An interesting follow-up inquiry might be what percent of Next sites serve LCP image sources in the server-rendered HTML and what percent use the next/image package.

In my case, where constraints prevent server rendering and preloading of LCP images, the performance bottleneck is the framework and app bundles. It is a bit unfair of me to say, “I need the framework to show my images,” and also, “The framework is preventing my images from loading quickly,” but finding ways to break up Next app bundle sizes has led to the most LCP gains in my work.

These sites have different requirements in terms of third-party scripts and interactivity and are likely hosted on a variety of platforms. Any given performance issue for any individual site can’t be attributed to Next, but the one thing these sites have in common is Next.js, and the overall picture is negative.

Http Archive

We can compare Next to other technologies using a report available from Http Archive.

Line chart of percent of sites achieving good core web vital scores using all technologies in the Http Archive data set

According to this report only about 40% of sites are getting a good score for all three Core Web Vitals.

That’s not great for mobile users of the web, but if we add Next to this report, we get an even starker picture.

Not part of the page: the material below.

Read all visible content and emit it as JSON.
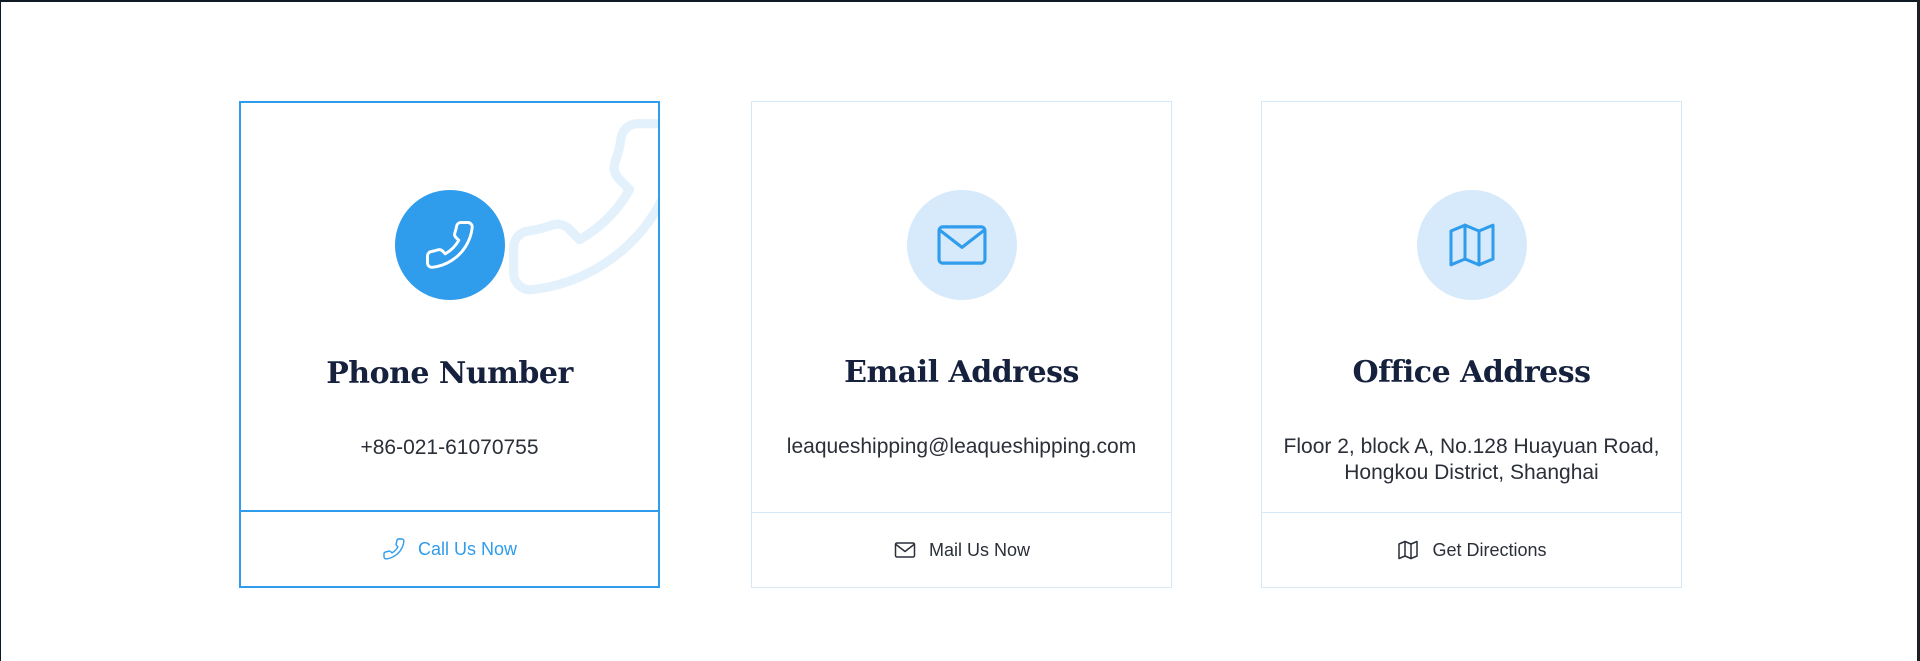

Line chart comparing Next Core Web Vital Scores against an average line of all other technologies from Http Archive.

Report link

Next performs worse on mobile than the average site. Only 25.9% of Next sites had good CWV scores in October. This percentage is close to the 24.5% of passing sites from the Showcase data.

Going Forward

Next 13 is introducing a new architecture with React Server Components meant to decrease the amount of JavaScript sent to the client. However, server components require logic to parse the transfer protocol, and my limited testing with unstable versions has yet to reveal substantial performance gains.

Additionally, the changes required to achieve these benefits would nearly constitute a rewrite of my current project. Overall, I am not bullish on Next.js for projects where performance is vital.